The last post I wrote was about how Google might be the big bad wolf, and today I stumbled across another article by Rob Enderle on this very thing. I am sure these are not the only two articles to bring this to the fore, but since they were less than a week apart, I thought I could revisit the question.

This new discussion goes so far as to call Google evil, which seems quite extreme. It is also difficult to know exactly who and what the author's examples are using, which inhibits the reader's ability to make a complete decision.

I do have to say, however, that there are several good points that are made, and it has me thinking twice. It aptly makes use of the quote, "Power corrupts; absolute power corrupts absolutely." And it is true - it is hard to think of any company that might be as well-poised to cause massive harm than Google. After all, they are amassing more information in one place than any other company I can think of, and the fact that there have been scores of citizens outraged by google's actions in the past, that maybe we have good reason to take pause. But this alone is not enough to condemn them to being evil.

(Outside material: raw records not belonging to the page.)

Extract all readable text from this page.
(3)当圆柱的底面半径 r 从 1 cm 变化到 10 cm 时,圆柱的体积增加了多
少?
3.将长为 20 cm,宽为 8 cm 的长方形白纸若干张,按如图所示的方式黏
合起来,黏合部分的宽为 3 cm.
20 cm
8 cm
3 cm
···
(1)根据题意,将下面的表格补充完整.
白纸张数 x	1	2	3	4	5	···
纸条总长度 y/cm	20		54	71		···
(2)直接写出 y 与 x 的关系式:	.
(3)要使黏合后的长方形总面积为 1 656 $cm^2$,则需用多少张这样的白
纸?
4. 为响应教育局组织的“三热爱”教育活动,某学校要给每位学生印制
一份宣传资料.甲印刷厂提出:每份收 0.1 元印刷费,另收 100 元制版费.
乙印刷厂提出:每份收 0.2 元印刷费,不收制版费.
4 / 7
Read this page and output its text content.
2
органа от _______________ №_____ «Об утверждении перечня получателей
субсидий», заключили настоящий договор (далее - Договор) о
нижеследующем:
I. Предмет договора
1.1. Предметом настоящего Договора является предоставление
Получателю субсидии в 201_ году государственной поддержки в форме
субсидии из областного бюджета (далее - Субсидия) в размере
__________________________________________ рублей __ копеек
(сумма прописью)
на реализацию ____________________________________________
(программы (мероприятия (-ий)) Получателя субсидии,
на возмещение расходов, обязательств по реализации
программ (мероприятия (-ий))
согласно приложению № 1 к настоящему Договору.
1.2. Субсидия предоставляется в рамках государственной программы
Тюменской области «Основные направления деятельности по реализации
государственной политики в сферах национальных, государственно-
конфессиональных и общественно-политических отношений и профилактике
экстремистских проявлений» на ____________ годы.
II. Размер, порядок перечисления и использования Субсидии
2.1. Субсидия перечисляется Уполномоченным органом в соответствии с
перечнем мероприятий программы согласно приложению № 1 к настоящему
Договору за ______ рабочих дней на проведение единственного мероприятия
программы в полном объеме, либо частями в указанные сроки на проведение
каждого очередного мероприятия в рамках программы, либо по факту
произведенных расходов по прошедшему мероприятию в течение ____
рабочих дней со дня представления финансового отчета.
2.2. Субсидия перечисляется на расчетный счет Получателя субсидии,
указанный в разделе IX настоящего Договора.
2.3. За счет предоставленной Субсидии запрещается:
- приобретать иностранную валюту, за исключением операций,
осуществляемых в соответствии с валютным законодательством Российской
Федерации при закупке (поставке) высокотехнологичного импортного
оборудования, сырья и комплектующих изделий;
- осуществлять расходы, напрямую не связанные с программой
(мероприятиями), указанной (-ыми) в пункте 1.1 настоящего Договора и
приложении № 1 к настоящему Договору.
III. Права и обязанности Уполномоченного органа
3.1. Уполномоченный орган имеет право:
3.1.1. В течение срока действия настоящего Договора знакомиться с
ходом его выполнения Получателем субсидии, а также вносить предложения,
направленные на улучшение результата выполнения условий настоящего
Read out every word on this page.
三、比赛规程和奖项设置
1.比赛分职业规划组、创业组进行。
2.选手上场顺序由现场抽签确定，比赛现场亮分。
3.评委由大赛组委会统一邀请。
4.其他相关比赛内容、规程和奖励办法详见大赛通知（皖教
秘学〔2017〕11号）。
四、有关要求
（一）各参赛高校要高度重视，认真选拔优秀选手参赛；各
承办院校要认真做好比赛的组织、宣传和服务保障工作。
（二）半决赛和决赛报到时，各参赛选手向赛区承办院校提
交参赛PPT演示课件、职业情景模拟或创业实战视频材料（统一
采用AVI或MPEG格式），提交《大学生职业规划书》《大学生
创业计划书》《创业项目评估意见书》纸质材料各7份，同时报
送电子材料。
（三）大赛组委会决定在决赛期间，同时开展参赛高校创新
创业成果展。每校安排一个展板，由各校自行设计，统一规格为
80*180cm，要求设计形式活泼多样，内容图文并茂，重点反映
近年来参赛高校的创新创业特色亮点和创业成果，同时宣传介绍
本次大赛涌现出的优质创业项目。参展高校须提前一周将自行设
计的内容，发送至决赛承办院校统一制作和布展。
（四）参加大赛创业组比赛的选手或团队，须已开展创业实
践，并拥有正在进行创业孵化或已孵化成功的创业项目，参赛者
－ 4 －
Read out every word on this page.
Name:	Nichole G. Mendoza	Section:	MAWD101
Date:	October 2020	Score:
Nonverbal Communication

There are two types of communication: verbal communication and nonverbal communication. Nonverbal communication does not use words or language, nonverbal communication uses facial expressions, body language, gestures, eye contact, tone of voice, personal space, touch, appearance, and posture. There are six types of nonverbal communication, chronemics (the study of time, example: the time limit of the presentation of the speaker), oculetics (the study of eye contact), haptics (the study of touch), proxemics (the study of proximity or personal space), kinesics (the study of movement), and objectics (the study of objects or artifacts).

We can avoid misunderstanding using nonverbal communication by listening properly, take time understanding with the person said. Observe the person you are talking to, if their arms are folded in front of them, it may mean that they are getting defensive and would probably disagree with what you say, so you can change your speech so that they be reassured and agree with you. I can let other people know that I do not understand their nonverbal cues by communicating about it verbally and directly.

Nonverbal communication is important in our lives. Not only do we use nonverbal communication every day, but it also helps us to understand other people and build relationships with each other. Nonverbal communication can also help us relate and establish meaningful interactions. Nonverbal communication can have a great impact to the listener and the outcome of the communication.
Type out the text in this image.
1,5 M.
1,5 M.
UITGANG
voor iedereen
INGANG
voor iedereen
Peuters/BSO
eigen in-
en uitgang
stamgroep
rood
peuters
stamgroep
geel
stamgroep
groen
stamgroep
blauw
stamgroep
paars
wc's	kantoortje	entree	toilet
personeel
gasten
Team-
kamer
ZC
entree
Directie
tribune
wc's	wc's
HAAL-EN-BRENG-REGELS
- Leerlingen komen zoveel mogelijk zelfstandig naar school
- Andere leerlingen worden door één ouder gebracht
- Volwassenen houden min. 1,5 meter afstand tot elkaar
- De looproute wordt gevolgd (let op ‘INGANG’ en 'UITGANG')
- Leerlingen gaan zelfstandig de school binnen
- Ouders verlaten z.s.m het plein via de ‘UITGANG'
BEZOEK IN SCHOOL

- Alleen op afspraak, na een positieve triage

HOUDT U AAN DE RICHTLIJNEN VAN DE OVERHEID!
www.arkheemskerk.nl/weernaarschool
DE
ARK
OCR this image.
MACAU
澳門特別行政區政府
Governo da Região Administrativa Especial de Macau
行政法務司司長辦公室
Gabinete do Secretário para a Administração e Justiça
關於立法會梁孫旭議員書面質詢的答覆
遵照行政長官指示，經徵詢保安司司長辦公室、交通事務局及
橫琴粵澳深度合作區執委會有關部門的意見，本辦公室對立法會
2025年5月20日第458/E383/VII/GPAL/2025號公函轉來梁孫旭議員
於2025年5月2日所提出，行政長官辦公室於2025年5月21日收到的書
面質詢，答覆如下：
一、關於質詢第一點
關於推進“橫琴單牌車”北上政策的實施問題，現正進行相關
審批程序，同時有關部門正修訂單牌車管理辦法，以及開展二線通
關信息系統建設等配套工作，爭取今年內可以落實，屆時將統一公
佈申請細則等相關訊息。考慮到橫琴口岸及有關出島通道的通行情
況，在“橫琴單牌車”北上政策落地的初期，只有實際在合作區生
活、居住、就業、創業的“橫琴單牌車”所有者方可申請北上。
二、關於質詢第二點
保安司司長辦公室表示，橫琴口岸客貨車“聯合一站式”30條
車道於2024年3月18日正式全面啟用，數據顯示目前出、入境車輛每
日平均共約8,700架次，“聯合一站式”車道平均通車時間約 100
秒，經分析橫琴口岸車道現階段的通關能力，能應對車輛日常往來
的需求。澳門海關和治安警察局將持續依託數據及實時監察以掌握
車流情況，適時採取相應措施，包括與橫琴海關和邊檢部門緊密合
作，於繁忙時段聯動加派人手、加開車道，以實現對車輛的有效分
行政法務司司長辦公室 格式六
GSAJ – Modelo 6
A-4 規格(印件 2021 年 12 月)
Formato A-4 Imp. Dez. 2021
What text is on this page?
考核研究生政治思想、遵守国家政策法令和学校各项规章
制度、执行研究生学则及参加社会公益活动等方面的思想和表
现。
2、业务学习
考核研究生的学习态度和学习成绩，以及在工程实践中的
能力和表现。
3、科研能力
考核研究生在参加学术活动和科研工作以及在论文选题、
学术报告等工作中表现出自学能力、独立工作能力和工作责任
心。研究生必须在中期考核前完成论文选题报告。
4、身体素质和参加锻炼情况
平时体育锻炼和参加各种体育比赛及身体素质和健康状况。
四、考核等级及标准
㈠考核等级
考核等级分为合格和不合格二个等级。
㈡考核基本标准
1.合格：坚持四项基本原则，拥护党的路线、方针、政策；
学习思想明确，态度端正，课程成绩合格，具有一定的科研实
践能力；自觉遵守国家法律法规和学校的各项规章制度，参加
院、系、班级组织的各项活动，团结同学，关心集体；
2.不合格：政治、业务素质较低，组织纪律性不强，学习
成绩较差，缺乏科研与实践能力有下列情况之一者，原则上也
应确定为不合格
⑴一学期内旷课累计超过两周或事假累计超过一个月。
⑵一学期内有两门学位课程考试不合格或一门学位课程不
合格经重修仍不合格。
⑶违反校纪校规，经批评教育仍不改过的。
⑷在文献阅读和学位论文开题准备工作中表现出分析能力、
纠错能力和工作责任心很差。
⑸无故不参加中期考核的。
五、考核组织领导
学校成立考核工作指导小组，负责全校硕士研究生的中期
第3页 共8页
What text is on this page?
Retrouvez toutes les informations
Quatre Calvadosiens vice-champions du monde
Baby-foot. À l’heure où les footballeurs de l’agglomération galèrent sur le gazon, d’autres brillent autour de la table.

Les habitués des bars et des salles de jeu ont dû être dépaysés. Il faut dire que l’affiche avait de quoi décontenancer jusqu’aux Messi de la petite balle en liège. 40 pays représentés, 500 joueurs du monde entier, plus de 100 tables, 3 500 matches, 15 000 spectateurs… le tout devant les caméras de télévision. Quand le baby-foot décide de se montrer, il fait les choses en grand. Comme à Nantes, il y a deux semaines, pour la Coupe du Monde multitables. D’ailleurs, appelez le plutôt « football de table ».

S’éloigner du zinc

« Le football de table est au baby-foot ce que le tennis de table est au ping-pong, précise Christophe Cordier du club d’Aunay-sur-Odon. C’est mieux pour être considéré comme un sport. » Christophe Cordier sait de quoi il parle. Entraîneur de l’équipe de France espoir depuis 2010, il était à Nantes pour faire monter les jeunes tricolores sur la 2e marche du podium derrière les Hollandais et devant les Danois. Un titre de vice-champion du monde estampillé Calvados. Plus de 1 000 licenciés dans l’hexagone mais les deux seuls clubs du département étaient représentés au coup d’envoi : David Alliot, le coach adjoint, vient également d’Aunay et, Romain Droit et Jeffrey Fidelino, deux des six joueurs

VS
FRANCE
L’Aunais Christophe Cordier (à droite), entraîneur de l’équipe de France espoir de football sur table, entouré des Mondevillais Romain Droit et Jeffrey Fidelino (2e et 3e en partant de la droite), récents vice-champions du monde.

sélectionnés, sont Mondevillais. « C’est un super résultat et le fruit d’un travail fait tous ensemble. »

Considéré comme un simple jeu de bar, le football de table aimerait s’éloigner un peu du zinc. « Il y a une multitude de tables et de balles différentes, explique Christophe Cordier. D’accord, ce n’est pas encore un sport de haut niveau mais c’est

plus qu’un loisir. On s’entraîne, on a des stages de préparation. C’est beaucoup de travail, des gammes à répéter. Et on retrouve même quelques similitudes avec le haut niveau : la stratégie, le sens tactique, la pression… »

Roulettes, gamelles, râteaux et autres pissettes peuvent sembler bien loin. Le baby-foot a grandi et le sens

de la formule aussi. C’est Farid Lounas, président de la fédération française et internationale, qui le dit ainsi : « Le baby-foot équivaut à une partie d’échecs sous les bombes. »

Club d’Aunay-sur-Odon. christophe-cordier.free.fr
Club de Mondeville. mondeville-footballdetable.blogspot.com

The article uses a few examples, that of Google's refusal to address the concerns of citizens with privacy concerns, and even a reference to an article in The New York Times on how Google raised the cost of infant care from 37K a year to 55K. This seemed shocking to me given all of the fanfare about what a great company Google is to work for, but alas the company did not reverse its decision, instead rolling back the price increase (which is substantially over market price) only moderately. And that was that. Enderle makes a good point - that money is eclipsing the widely-held belief and notion that Google cares a great deal about something bigger than money. But this seems to fly in the face of that image.

There is also the case of Google censoring information in China, and refusing to take down materials from its archives that is admittedly false and destructive towards individuals. Who knows what the real intentions of the company are? I am more likely to give people the benefit of the doubt rather than assume they are evil given some isolated incidents, and after all, Google is run by people.

But the fact that the government is supposedly going to gmail, which in itself can be a terrifying thought, and a seemingly increased incidence of this behavior, maybe we do have something to worry about. The benefit that Google has bestowed upon society is certainly vast and important, and they deserve credit for that. But we should not lose sight of the fact that the tech industry is still run by people, and as much as I believe in the good of people, these execs are subject to the same temptations and pitfalls as you or I. We should remember that being innovative and smart does not change this fact.